Grain Producers South Australia chief executive officer Caroline Rhodes said it may present an opportunity to break the "political deadlock" on GM crops.

"This bipartisan compromise will hopefully serve as an orderly transition towards removing restrictions on GM crops in SA," she said.

"Under the proposed framework, the final decision on GM-free zones will still reside with the Minister for Primary Industries and Regional Development.

"While Labor's proposed framework is not in absolute alignment with GPSA's preferred policy position, this model may represent an acceptable compromise to enable the commercial cultivation of GM crops from 2021."

A motion in parliament in November 2019 blocked regulatory changes to immediately lift the ban in time for the 2020 growing season, after it was argued the government was side-stepping parliamentary due process.

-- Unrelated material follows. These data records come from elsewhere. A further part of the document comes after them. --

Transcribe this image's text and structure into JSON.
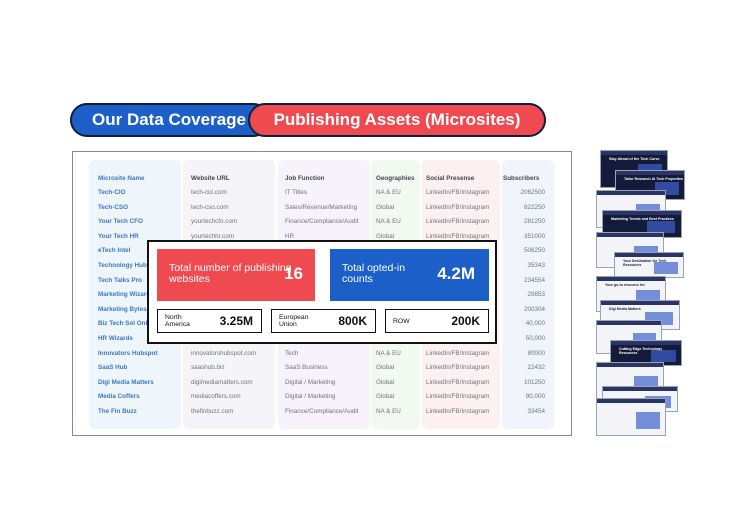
{
  "header": {
    "pill_left": "Our Data Coverage",
    "pill_right": "Publishing  Assets (Microsites)"
  },
  "table": {
    "columns": [
      "Microsite Name",
      "Website URL",
      "Job Function",
      "Geographies",
      "Social Presense",
      "Subscribers"
    ],
    "rows": [
      [
        "Tech-CIO",
        "tech-cio.com",
        "IT Titles",
        "NA & EU",
        "LinkedIn/FB/Instagram",
        "2062500"
      ],
      [
        "Tech-CSO",
        "tech-cso.com",
        "Sales/Revenue/Marketing",
        "Global",
        "LinkedIn/FB/Instagram",
        "822250"
      ],
      [
        "Your Tech CFO",
        "yourtechcfo.com",
        "Finance/Compliance/Audit",
        "NA & EU",
        "LinkedIn/FB/Instagram",
        "281250"
      ],
      [
        "Your Tech HR",
        "yourtechhr.com",
        "HR",
        "Global",
        "LinkedIn/FB/Instagram",
        "351000"
      ],
      [
        "eTech Intel",
        "",
        "",
        "",
        "",
        "506250"
      ],
      [
        "Technology Hubsp",
        "",
        "",
        "",
        "",
        "35343"
      ],
      [
        "Tech Talks Pro",
        "",
        "",
        "",
        "",
        "234554"
      ],
      [
        "Marketing Wizard",
        "",
        "",
        "",
        "",
        "29853"
      ],
      [
        "Marketing Bytes",
        "",
        "",
        "",
        "",
        "200304"
      ],
      [
        "Biz Tech Sol Onlin",
        "",
        "",
        "",
        "",
        "40,000"
      ],
      [
        "HR Wizards",
        "",
        "",
        "",
        "",
        "50,000"
      ],
      [
        "Innovators Hubspot",
        "innovatorshubspot.com",
        "Tech",
        "NA & EU",
        "LinkedIn/FB/Instagram",
        "80000"
      ],
      [
        "SaaS Hub",
        "saashub.biz",
        "SaaS Business",
        "Global",
        "LinkedIn/FB/Instagram",
        "22432"
      ],
      [
        "Digi Media Matters",
        "digimediamatters.com",
        "Digital / Marketing",
        "Global",
        "LinkedIn/FB/Instagram",
        "101250"
      ],
      [
        "Media Coffers",
        "mediacoffers.com",
        "Digital / Marketing",
        "Global",
        "LinkedIn/FB/Instagram",
        "90,000"
      ],
      [
        "The Fin Buzz",
        "thefinbuzz.com",
        "Finance/Compliance/Audit",
        "NA & EU",
        "LinkedIn/FB/Instagram",
        "33454"
      ]
    ]
  },
  "stats": {
    "websites_label": "Total number of publishing websites",
    "websites_value": "16",
    "optin_label": "Total opted-in counts",
    "optin_value": "4.2M",
    "na_label": "North America",
    "na_value": "3.25M",
    "eu_label": "European Union",
    "eu_value": "800K",
    "row_label": "ROW",
    "row_value": "200K"
  },
  "thumbnails": [
    {
      "title": "Stay Ahead of the Tech Curve",
      "theme": "dark"
    },
    {
      "title": "Tailor Research AI Tech Properties",
      "theme": "dark"
    },
    {
      "title": "",
      "theme": "light"
    },
    {
      "title": "Marketing Trends and Best Practices",
      "theme": "dark"
    },
    {
      "title": "",
      "theme": "light"
    },
    {
      "title": "Your Destination for Tech Resources",
      "theme": "light"
    },
    {
      "title": "Your go-to resource for",
      "theme": "light"
    },
    {
      "title": "Digi Media Matters",
      "theme": "light"
    },
    {
      "title": "",
      "theme": "light"
    },
    {
      "title": "Cutting Edge Technology Resources",
      "theme": "dark"
    },
    {
      "title": "",
      "theme": "light"
    },
    {
      "title": "",
      "theme": "light"
    },
    {
      "title": "",
      "theme": "light"
    }
  ],
  "colors": {
    "accent_blue": "#1d5fc9",
    "accent_red": "#ef4a4f",
    "link_blue": "#3b78c4"
  }
}
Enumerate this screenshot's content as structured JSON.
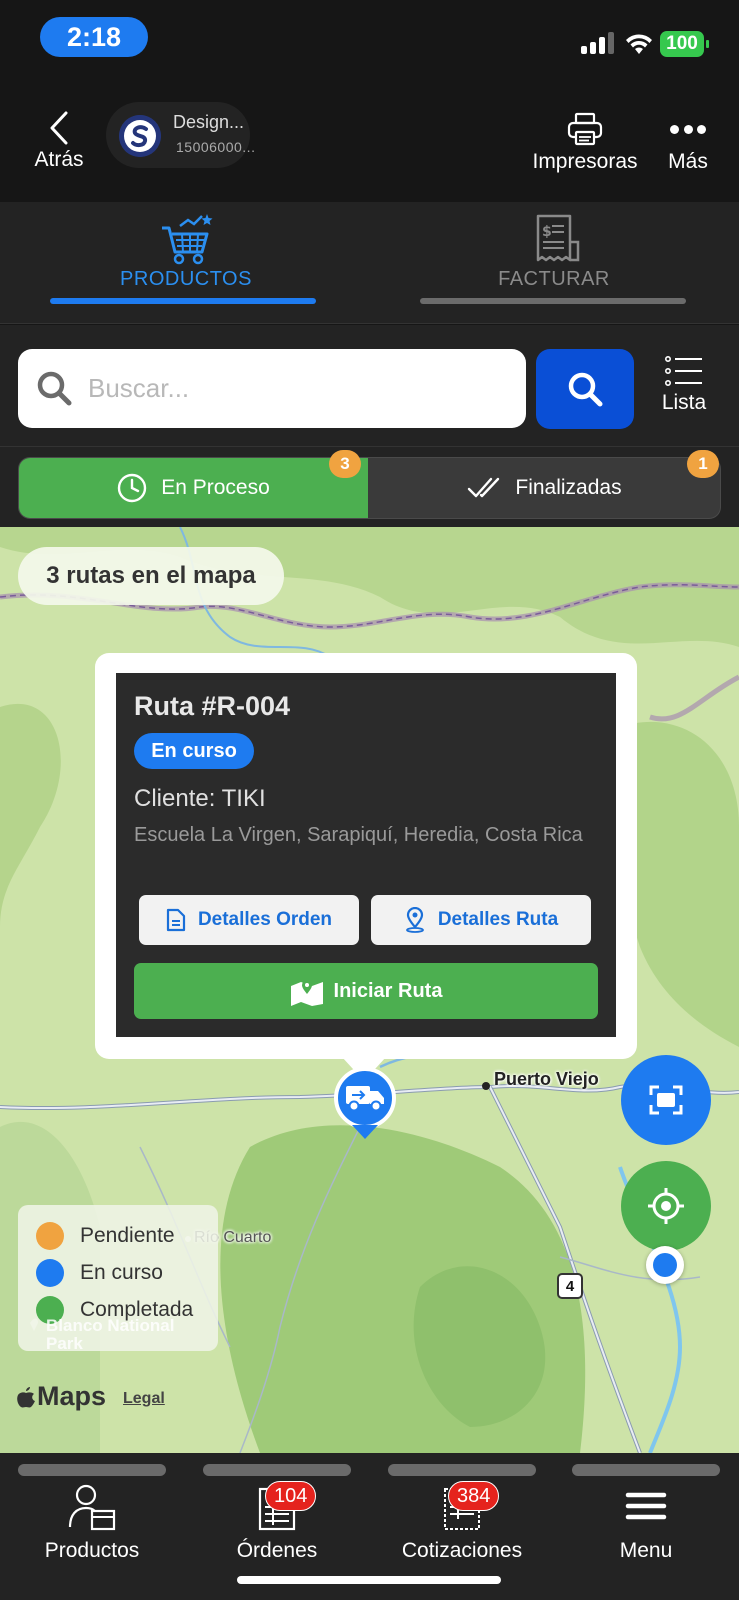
{
  "status_bar": {
    "time": "2:18",
    "battery": "100"
  },
  "header": {
    "back_label": "Atrás",
    "company_name": "Design...",
    "company_id": "15006000...",
    "printers_label": "Impresoras",
    "more_label": "Más"
  },
  "module_tabs": [
    {
      "label": "PRODUCTOS",
      "active": true,
      "icon": "cart-icon"
    },
    {
      "label": "FACTURAR",
      "active": false,
      "icon": "invoice-icon"
    }
  ],
  "search": {
    "placeholder": "Buscar...",
    "value": "",
    "list_label": "Lista"
  },
  "segments": {
    "in_process": {
      "label": "En Proceso",
      "count": "3"
    },
    "finished": {
      "label": "Finalizadas",
      "count": "1"
    }
  },
  "map": {
    "routes_count_label": "3 rutas en el mapa",
    "place_labels": {
      "puerto_viejo": "Puerto Viejo",
      "rio_cuarto": "Río Cuarto",
      "park": "Blanco National Park",
      "route_number": "4"
    },
    "legend": [
      {
        "label": "Pendiente",
        "color": "#f0a340"
      },
      {
        "label": "En curso",
        "color": "#1e7bf0"
      },
      {
        "label": "Completada",
        "color": "#4caf50"
      }
    ],
    "maps_brand": "Maps",
    "legal": "Legal"
  },
  "callout": {
    "title": "Ruta #R-004",
    "status": "En curso",
    "client": "Cliente: TIKI",
    "address": "Escuela La Virgen, Sarapiquí, Heredia, Costa Rica",
    "order_details": "Detalles Orden",
    "route_details": "Detalles Ruta",
    "start_route": "Iniciar Ruta"
  },
  "bottom_nav": [
    {
      "label": "Productos",
      "badge": null
    },
    {
      "label": "Órdenes",
      "badge": "104"
    },
    {
      "label": "Cotizaciones",
      "badge": "384"
    },
    {
      "label": "Menu",
      "badge": null
    }
  ],
  "colors": {
    "accent_blue": "#1e7bf0",
    "success_green": "#4caf50",
    "badge_orange": "#f0a340",
    "badge_red": "#e5231d"
  }
}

Legislation to lift the ban was then introduced in December but was blocked in the upper house on December 10.

The state government reconsidered the regulatory changes, technically making GM crops legal from January 1, but reintroduced a GM Bill to parliament in early February along with SA-Best.

Earlier this month the Greens announced they would move to reinstate the GM ban when parliament resumed today, April 28.

The Greens today labelled the move of support from Labor to the state government's bill as a "major betrayal".

"This is a sudden reversal of their long-held policy and 2018 state election platform in support of the GM crops moratorium," said Green member of the legislative council Mark Parnell.

"In a cruel twist, Labor has held out the forlorn hope that individual local councils can still remain GM-free, however the final decision rests with the minister who is free to ignore local concerns and allow GM crops to be grown virtually anywhere.

"Cash-strapped councils only have six months to consult their communities with no additional funding and no assurance that their views will prevail."

Member for Flinders Peter Treloar said while the amendments were a compromise, he expected many councils across the broadacre farming areas in the state would be pleased to give their farmers the choice.

"I was pleased to contribute to the parliamentary debate, I had indeed lost count of the number of times I have spoken about this issue in the state Parliament over the years," he said.

"It is great news for our farmers and regional communities, who for a long time have been calling for the opportunity to have a choice."